Survival of Aspergillus parasiticus in different UF low-salt soft cheese treatments: (log10 Mean ±SE).

Storage days	0 time	3 days	7 days	14 days	21 days
T1 (0.3% of NSO)	2.48±0.21 a	2.60±0.25 a	2.30±0.24a	No growth a	No growth a
T2 (0.5% of NSO)	2.30±0.13 a	2.47±0.31 a	2.07±0.10a	No growth a	No growth a
T3 (1% of NSO)	2.30±0.23 a	2.00±0.35 a	1.09±0.04b	No growth a	No growth a
T4 (3% of NSO)	2.04±0.12 a	2.10±0.13 a	1.00±0.17b	No growth a	No growth a
Control A +	2.48±0.35 a	2.60±0.15 a	2.30±0.20ac	1.300±0.16 b	1.86±0.40 b

Data expressed as (mean ± SD) of three replicates. Means in the same column showing the same letters are not significantly different (p≤0.05). Control C +: positive control of candida albicans, Control A +: positive control of Aspergillus parasiticus

It was observed that, although there are many co-factors helping in decreasing the count of Aspergillus parasiticus as refrigeration temperature and storage in strictly closed cups under anaerobic conditions. The combination of these factors with Nigella sativa oil accelerates reduction as well as prevention the growth of Aspergillus parasiticus starting from the low concentration oil (0.3%) at day 14th of the storage period which indicates that the addition of oil improves the quality of white soft cheese and increase its shelf life.
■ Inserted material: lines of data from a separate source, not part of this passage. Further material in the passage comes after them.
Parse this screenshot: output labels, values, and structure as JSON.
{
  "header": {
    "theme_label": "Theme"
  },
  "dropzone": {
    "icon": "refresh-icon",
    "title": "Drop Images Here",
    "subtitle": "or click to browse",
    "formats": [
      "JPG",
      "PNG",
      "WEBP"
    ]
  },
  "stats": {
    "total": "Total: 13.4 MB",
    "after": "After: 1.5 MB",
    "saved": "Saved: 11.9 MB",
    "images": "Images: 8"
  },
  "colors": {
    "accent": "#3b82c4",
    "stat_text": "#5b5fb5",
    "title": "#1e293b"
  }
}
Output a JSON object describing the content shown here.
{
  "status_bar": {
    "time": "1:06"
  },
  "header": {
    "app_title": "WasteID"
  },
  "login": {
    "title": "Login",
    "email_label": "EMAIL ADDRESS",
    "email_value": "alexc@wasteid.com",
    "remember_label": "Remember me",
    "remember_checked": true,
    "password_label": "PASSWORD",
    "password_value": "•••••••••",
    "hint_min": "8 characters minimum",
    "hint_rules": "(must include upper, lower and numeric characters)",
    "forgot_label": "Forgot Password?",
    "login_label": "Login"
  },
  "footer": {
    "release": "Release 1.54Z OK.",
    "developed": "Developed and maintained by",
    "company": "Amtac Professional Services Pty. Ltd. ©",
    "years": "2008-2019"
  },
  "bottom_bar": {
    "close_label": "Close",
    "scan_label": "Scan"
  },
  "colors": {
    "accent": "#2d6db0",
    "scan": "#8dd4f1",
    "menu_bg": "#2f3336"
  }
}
In general, the antifungal activities of back seed oil against different types of pathogenic fungi were attributed in several studies to the presence of β-sitosterol, stigmastero, oleic acid, and long-chain fatty acids (Gupta et al., 2012; Asdadi et al., 2014). Nigella sativa oil has a moderate efficacy against Candida species (Halamova et al., 2010;Taha et al., 2010; Shokri, 2016). other results reported by Khosravi et al., (2011) suggested using Nigella sativa oil as natural inhibitors in foods at low levels to protect food from fungal and toxin contaminations by Aspergillus parasiticus. However, Maraqa et al., (2007) and El-Nagerabi et al., (2012) reported that a higher concentration of NSO (3%) was the most effective level to cause complete inhibition of aflatoxin B1 produced by Aspergillus parasiticus.

Conclusions

Nigella sativa oil could be used in food as a promising natural preservative enhancing the shelf life of the cheeses. Supplementation of low salt soft cheese with NSO (0.5% w/w) is the most effective oil concentration in this study that kept considerable physicochemical and sensorial properties of cheese. In addition, it significantly reduced the counts of the examined fungal strains (C. albicans and Aspergillus parasiticus) by 1.4 and 2.30 logs cfu/g, respectively after 14 days of storage.